The series featured lenticular prints, which use two photos to create an illusion of depth and flip between pictures as the viewer’s angle changes. Apitz’s subjects seem to dance or blink.
Baseball cards of the late 80s and early 90s with this style inspired Apitz, in particular the Sportsflics series with three photos on each card. Apitz’s father, who passed on in 2021, collected baseball cards and bought Apitz his first film camera when he started studying photography in college.
“I tell people that I feel like he gave me the idea, essentially,” Apitz said.
After feeling underwhelmed by photography in galleries and art shows around New York City, he strove to develop an interactive idea that engaged the viewers. The lenticular printing proved a unique challenge that fulfilled his wish.
“You don’t just look at an image; you kind of move with it,” Apitz said. “And I’m going to take that even further the next set of prints I have because this isn’t like the first and only time I’m going to do something like this. But I will say that all of the photos I create, I won’t create again.”
Repurpose
During his time working for the Tribe, Apitz learned more about Indigenous culture and art than ever before. Displaying some of his favorite photos of CPN members felt like announcing his arrival to the NYC art scene.
“When you live in Oklahoma, and you’re surrounded by Native culture and Native people, you think you know a lot about the culture. But then, when you work, or you really start to learn, you find out that you don’t know much of anything, really. … And I worked long enough for the Tribe to understand that for me, I feel almost like it’s a part of me now to share what I have learned so that will spark someone else to learn and understand the Native culture that they’re surrounded by,” Apitz said.

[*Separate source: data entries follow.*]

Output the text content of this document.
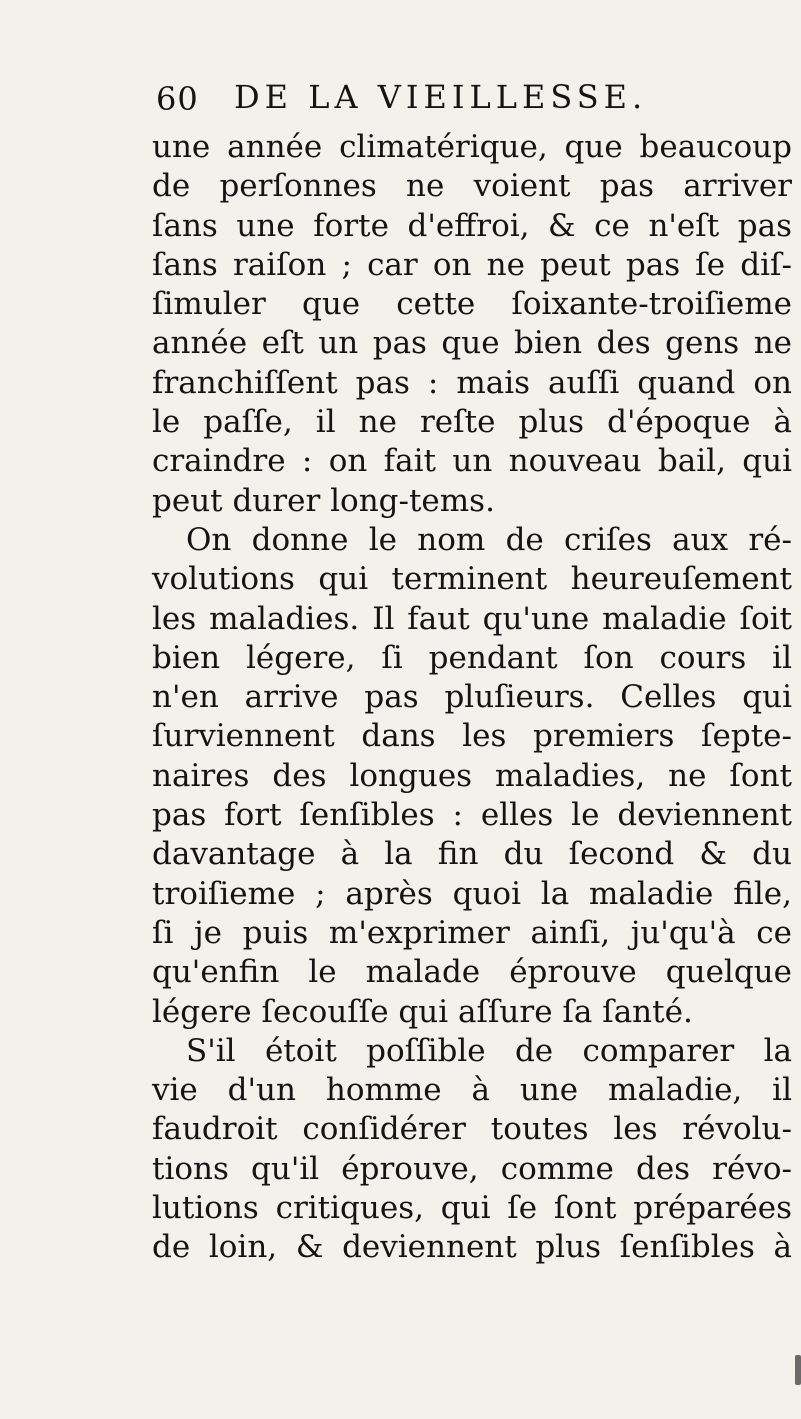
60 DE LA VIEILLESSE.
une année climatérique, que beaucoup
de perſonnes ne voient pas arriver
ſans une forte d'effroi, & ce n'eſt pas
ſans raiſon ; car on ne peut pas ſe diſ-
ſimuler que cette ſoixante-troiſieme
année eſt un pas que bien des gens ne
franchiſſent pas : mais auſſi quand on
le paſſe, il ne reſte plus d'époque à
craindre : on fait un nouveau bail, qui
peut durer long-tems.
On donne le nom de criſes aux ré-
volutions qui terminent heureuſement
les maladies. Il faut qu'une maladie ſoit
bien légere, ſi pendant ſon cours il
n'en arrive pas pluſieurs. Celles qui
ſurviennent dans les premiers ſepte-
naires des longues maladies, ne ſont
pas fort ſenſibles : elles le deviennent
davantage à la fin du ſecond & du
troiſieme ; après quoi la maladie file,
ſi je puis m'exprimer ainſi, ju'qu'à ce
qu'enfin le malade éprouve quelque
légere ſecouſſe qui aſſure ſa ſanté.
S'il étoit poſſible de comparer la
vie d'un homme à une maladie, il
faudroit conſidérer toutes les révolu-
tions qu'il éprouve, comme des révo-
lutions critiques, qui ſe ſont préparées
de loin, & deviennent plus ſenſibles à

His photos with lenticular images show intricate beadwork, applique stitching and regalia. In recent years, increased representation in popular media has shined a light on Indigenous fashion, which Apitz combined with a nod to the baseball cards of his childhood.
While he used many of the photos in his recent display in other projects, he tries to give them new life with every idea. He feels many photographers and artists leave their previous work behind and miss opportunities to revisit it.

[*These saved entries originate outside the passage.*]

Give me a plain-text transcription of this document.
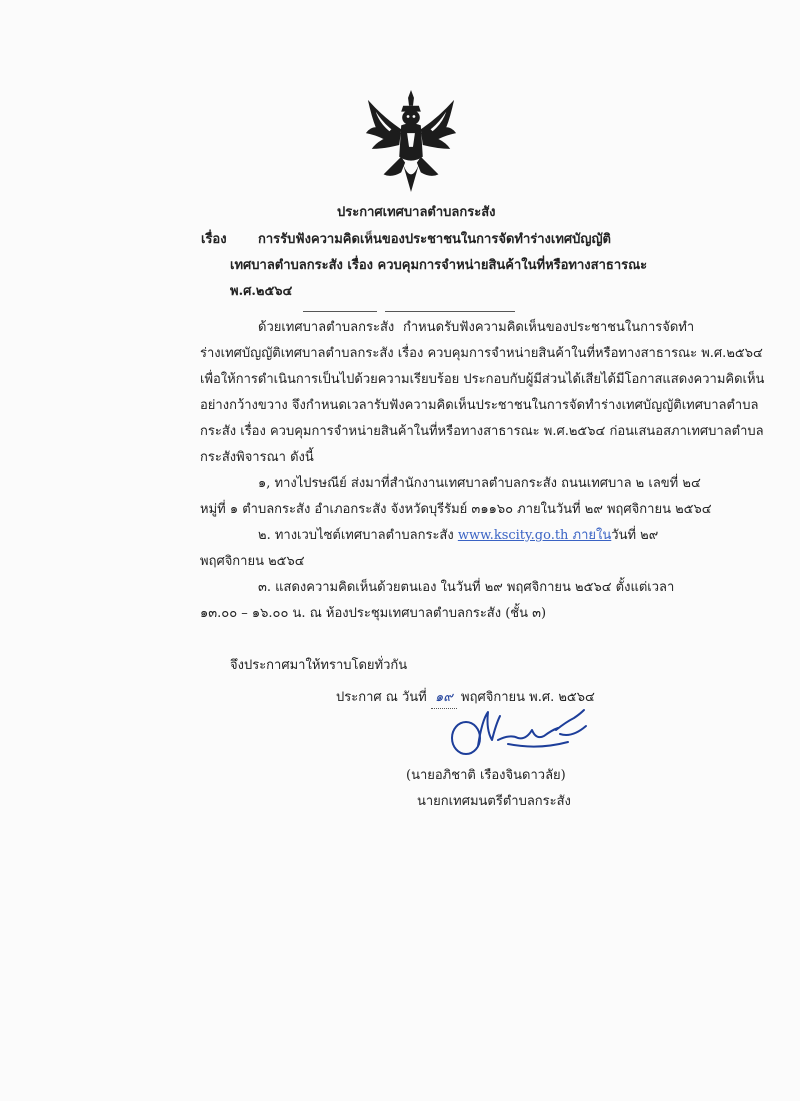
ประกาศเทศบาลตำบลกระสัง
เรื่อง การรับฟังความคิดเห็นของประชาชนในการจัดทำร่างเทศบัญญัติ
เทศบาลตำบลกระสัง เรื่อง ควบคุมการจำหน่ายสินค้าในที่หรือทางสาธารณะ
พ.ศ.๒๕๖๔
ด้วยเทศบาลตำบลกระสัง กำหนดรับฟังความคิดเห็นของประชาชนในการจัดทำ
ร่างเทศบัญญัติเทศบาลตำบลกระสัง เรื่อง ควบคุมการจำหน่ายสินค้าในที่หรือทางสาธารณะ พ.ศ.๒๕๖๔
เพื่อให้การดำเนินการเป็นไปด้วยความเรียบร้อย ประกอบกับผู้มีส่วนได้เสียได้มีโอกาสแสดงความคิดเห็น
อย่างกว้างขวาง จึงกำหนดเวลารับฟังความคิดเห็นประชาชนในการจัดทำร่างเทศบัญญัติเทศบาลตำบล
กระสัง เรื่อง ควบคุมการจำหน่ายสินค้าในที่หรือทางสาธารณะ พ.ศ.๒๕๖๔ ก่อนเสนอสภาเทศบาลตำบล
กระสังพิจารณา ดังนี้
๑, ทางไปรษณีย์ ส่งมาที่สำนักงานเทศบาลตำบลกระสัง ถนนเทศบาล ๒ เลขที่ ๒๔
หมู่ที่ ๑ ตำบลกระสัง อำเภอกระสัง จังหวัดบุรีรัมย์ ๓๑๑๖๐ ภายในวันที่ ๒๙ พฤศจิกายน ๒๕๖๔
๒. ทางเวบไซต์เทศบาลตำบลกระสัง www.kscity.go.th ภายในวันที่ ๒๙
พฤศจิกายน ๒๕๖๔
๓. แสดงความคิดเห็นด้วยตนเอง ในวันที่ ๒๙ พฤศจิกายน ๒๕๖๔ ตั้งแต่เวลา
๑๓.๐๐ – ๑๖.๐๐ น. ณ ห้องประชุมเทศบาลตำบลกระสัง (ชั้น ๓)
จึงประกาศมาให้ทราบโดยทั่วกัน
ประกาศ ณ วันที่ ๑๙ พฤศจิกายน พ.ศ. ๒๕๖๔
(นายอภิชาติ เรืองจินดาวลัย)
นายกเทศมนตรีตำบลกระสัง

“I’m really big into reduce, reuse, recycle, and … it’s just like my way of recycling old photos that I took,” Apitz said. “I feel like up until my final days, I’ll be able to take photos that I’ve taken years ago and be able to reuse them in a different way from my original intention.”
The lenticular prints called for long periods of trial and error, and in the end, the process inspired Apitz to keep making art.
“I have several other things in the works that I want to create similar to this project. … It’s definitely not the last of it. And some of the stuff that I have in mind is kind of even a play on what I’ve done with this so far,” Apitz said.